Since the format of this forum has changed drastically to allow more discussion of various entertainment topics, we offer the following guidelines/suggestions. These are really no different than any other forum.


1- There are still no babe threads, mild discussion is allowed if the subject of various female celebrities come up, but the posting of links and pictures back and forth simply to show them off is still not permitted.

2- Do not post any inappropriate material, whether it be links to pornographic websites, pictures, malicious code or reference or drugs or alcohol.

3- You cannot post entire pieces of copyrighted material, only bits and pieces accompanied by a link. Now that there is a forum for this, discussion of entertainment news is encouraged here.

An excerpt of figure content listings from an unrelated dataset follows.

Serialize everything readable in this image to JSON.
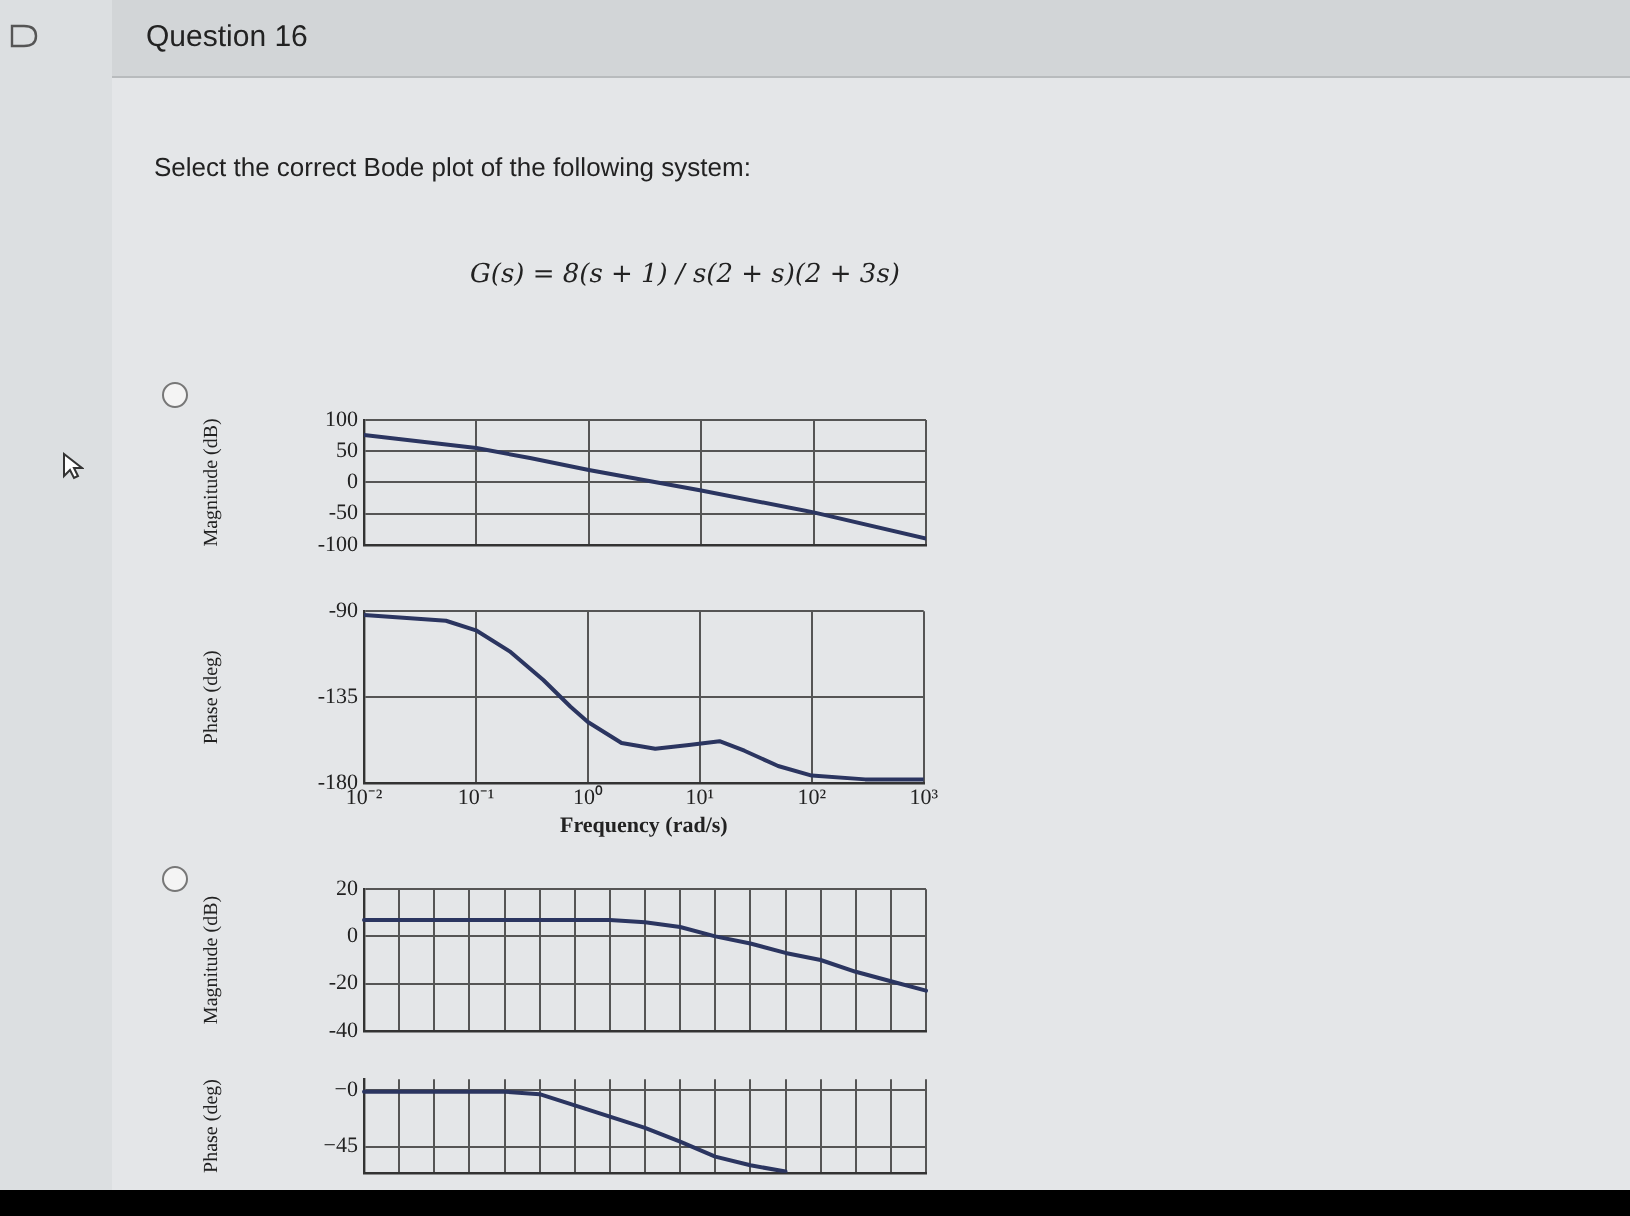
{
  "chart_data": [
    {
      "type": "line",
      "title": "Question 16",
      "subtitle": "Select the correct Bode plot of the following system:",
      "annotations": [
        "G(s) = 8(s + 1) / s(2 + s)(2 + 3s)"
      ],
      "ylabel": "Magnitude (dB)",
      "log": "x",
      "x": [
        0.01,
        0.1,
        0.3,
        1,
        10,
        100,
        1000
      ],
      "series": [
        {
          "color": "#2b3560",
          "values": [
            76,
            55,
            39,
            20,
            -13,
            -48,
            -90
          ]
        }
      ],
      "xlim": [
        0.01,
        1000
      ],
      "xticks": [
        {
          "value": 0.01,
          "label": null
        },
        {
          "value": 0.1,
          "label": null
        },
        {
          "value": 1,
          "label": null
        },
        {
          "value": 10,
          "label": null
        },
        {
          "value": 100,
          "label": null
        },
        {
          "value": 1000,
          "label": null
        }
      ],
      "ylim": [
        -100,
        100
      ],
      "yticks": [
        100,
        50,
        0,
        -50,
        -100
      ],
      "grid": true,
      "tick_labels": "y"
    },
    {
      "type": "line",
      "xlabel": "Frequency (rad/s)",
      "ylabel": "Phase (deg)",
      "log": "x",
      "x": [
        0.01,
        0.054,
        0.1,
        0.2,
        0.4,
        0.7,
        1,
        2,
        4,
        8,
        15,
        25,
        50,
        100,
        300,
        1000
      ],
      "series": [
        {
          "color": "#2b3560",
          "values": [
            -92,
            -95,
            -100,
            -111,
            -126,
            -140,
            -148,
            -159,
            -162,
            -160,
            -158,
            -163,
            -171,
            -176,
            -178,
            -178
          ]
        }
      ],
      "xlim": [
        0.01,
        1000
      ],
      "xticks": [
        {
          "value": 0.01,
          "label": "10⁻²"
        },
        {
          "value": 0.1,
          "label": "10⁻¹"
        },
        {
          "value": 1,
          "label": "10⁰"
        },
        {
          "value": 10,
          "label": "10¹"
        },
        {
          "value": 100,
          "label": "10²"
        },
        {
          "value": 1000,
          "label": "10³"
        }
      ],
      "ylim": [
        -180,
        -90
      ],
      "yticks": [
        -90,
        -135,
        -180
      ],
      "grid": true
    },
    {
      "type": "line",
      "ylabel": "Magnitude (dB)",
      "categories": [
        null,
        null,
        null,
        null,
        null,
        null,
        null,
        null,
        null,
        null,
        null,
        null,
        null,
        null,
        null,
        null,
        null
      ],
      "series": [
        {
          "color": "#2b3560",
          "values": [
            7,
            7,
            7,
            7,
            7,
            7,
            7,
            7,
            6,
            4,
            0,
            -3,
            -7,
            -10,
            -15,
            -19,
            -23
          ]
        }
      ],
      "ylim": [
        -40,
        20
      ],
      "yticks": [
        20,
        0,
        -20,
        -40
      ],
      "grid": true,
      "tick_labels": "y"
    },
    {
      "type": "line",
      "ylabel": "Phase (deg)",
      "categories": [
        null,
        null,
        null,
        null,
        null,
        null,
        null,
        null,
        null,
        null,
        null,
        null,
        null,
        null,
        null,
        null,
        null
      ],
      "series": [
        {
          "color": "#2b3560",
          "values": [
            -1,
            -1,
            -1,
            -1,
            -1,
            -3,
            -12,
            -21,
            -30,
            -41,
            -53,
            -60,
            -65,
            null,
            null,
            null,
            null
          ]
        }
      ],
      "ylim": [
        -66,
        9
      ],
      "yticks": [
        {
          "value": 0,
          "label": "−0"
        },
        {
          "value": -45,
          "label": "−45"
        }
      ],
      "grid": true,
      "tick_labels": "y"
    }
  ]
}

4- Discussion of various reality shows will occur frequently, there are quite a few people who have access to spoilers. If you wish to post them, please use spoiler tags. Don't ruin it for other posters who want to wait to watch the show to see what happens. We probably won't warn you (unless it is a problem), but a lot of people will be very upset and incredibly pissed off at you. Same goes for movies and other shows. To post spoiler tags type ["spoiler"] text here ["/spoiler"] without the quotes of course. This would appear like the following, highlight the box to see what it says:



Spoiler



Now you can see what it says



That should pretty much be it for now. In the past discussion with most of the topics falling under this forum have been met with the proper maturity in the past without much problems, hopefully this will continue.


----------